Klinsmann is under contract with US Soccer through 2018 and brushed aside the report immediately on Friday following the team’s first training session since advancing to the knockout round of the World Cup next week.
“The response is simple,” Klinsmann said. “No.”
A Galatasaray spokesperson told ESPN earlier this week that the club president spoke with former Manchester United and Everton manager David Moyes about the head coaching position, and that Klinsmann and current German head coach Jogi Löw are the top candidates to replace Roberto Mancini, who was fired last month.
“We are not in a rush – we are waiting for the end of the World Cup,” the spokesperson told ESPN. “The first two targets are Löw or Klinsmann.”
USSF president Sunil Gulati told media members on Wednesday that Klinsmann’s current contract with the federation is not conditional on how the team fares at the World Cup, and that he is expected to stay on through the 2018 cycle. Klinsmann signed a four-year contract extension late last year.
“What convinced us [about Klinsmann] is that it’s not just about a game or the result, or we wouldn’t have made the decision in December,” Gulati said. “It’s about everything we’re seeing, where the program is heading, the message that’s going out from top to bottom.
“We’re pleased with how all of those things are going. We decided that even given the risks of three important games, we were prepared to make that commitment.”

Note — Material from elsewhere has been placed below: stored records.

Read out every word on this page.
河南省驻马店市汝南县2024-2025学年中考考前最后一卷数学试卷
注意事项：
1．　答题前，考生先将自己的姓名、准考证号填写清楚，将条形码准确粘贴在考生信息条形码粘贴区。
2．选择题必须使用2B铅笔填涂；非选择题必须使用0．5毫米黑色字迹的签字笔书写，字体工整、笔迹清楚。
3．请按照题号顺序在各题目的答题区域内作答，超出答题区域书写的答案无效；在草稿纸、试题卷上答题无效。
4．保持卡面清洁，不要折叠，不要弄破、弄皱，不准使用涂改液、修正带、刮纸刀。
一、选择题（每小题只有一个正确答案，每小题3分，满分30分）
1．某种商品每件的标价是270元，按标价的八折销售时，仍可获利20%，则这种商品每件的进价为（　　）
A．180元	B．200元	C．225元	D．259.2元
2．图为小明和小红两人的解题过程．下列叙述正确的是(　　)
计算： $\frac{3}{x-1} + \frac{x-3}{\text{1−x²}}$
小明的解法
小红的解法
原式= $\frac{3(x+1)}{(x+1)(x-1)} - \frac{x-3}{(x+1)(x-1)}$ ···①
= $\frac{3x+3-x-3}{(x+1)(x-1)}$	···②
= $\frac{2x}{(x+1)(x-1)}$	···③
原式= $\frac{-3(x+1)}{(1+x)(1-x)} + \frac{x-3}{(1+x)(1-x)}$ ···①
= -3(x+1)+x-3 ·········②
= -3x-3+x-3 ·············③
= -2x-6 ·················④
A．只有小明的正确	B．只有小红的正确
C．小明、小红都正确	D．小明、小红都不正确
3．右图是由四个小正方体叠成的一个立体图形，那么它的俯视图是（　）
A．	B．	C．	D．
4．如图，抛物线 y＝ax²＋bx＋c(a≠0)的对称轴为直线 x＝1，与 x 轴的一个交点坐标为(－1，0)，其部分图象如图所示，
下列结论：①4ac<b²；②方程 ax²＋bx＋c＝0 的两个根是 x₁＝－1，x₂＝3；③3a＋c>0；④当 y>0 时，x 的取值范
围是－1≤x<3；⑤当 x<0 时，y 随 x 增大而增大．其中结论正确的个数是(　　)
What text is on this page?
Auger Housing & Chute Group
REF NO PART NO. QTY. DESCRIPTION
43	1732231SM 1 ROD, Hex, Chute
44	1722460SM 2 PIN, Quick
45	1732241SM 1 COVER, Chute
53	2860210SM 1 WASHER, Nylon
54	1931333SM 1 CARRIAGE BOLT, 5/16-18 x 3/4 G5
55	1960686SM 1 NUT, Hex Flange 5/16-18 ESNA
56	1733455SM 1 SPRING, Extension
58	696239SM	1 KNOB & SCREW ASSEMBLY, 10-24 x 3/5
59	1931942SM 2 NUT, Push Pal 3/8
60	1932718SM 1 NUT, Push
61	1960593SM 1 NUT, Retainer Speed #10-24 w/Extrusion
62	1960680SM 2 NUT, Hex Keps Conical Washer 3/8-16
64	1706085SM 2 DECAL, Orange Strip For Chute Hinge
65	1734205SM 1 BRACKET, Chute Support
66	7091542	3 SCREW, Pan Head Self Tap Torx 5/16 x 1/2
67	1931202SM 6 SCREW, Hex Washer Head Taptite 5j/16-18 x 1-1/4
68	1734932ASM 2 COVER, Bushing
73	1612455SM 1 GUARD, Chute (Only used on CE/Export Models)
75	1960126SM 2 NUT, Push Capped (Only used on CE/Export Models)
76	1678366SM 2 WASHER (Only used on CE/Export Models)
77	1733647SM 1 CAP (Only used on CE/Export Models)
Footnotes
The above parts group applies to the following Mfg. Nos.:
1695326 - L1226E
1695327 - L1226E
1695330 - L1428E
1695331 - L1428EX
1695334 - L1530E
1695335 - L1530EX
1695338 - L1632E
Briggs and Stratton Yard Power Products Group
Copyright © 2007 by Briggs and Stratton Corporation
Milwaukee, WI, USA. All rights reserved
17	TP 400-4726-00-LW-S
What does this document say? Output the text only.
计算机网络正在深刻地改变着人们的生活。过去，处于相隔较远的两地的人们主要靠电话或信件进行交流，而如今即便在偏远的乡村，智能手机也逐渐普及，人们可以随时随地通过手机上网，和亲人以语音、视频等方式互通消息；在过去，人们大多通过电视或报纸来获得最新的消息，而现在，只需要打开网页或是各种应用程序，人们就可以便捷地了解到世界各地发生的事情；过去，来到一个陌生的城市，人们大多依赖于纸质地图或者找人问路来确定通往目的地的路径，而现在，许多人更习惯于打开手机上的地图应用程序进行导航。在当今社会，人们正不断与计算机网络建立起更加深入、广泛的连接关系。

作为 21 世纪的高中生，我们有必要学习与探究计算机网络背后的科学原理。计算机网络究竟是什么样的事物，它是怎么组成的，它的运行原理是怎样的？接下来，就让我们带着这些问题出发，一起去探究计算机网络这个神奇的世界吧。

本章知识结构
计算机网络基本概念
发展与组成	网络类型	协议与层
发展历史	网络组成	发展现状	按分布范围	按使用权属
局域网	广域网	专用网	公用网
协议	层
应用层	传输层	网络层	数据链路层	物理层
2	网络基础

Klinsmann reportedly has been chased by top-flight clubs before during his tenure with the United States, most notably in 2013 by English Premier League heavyweight Tottenham Hotspur, where he played over two different stints in the 1990s.
“I didn't give any consideration [to Tottenham],” Klinsmann said in January. “I'm always thrilled when there are interests coming in from wherever, and it's nice, it means that people kind of see the type of work you're doing.
“But I'm committed to this federation and this program over the long run. I want to do well in Brazil. We had a good start the last two years, the qualifying window went well, but now we have to prove it in the biggest tournament you can be part of and in the biggest footballing nation in the world [in Brazil]. That's what I live for.”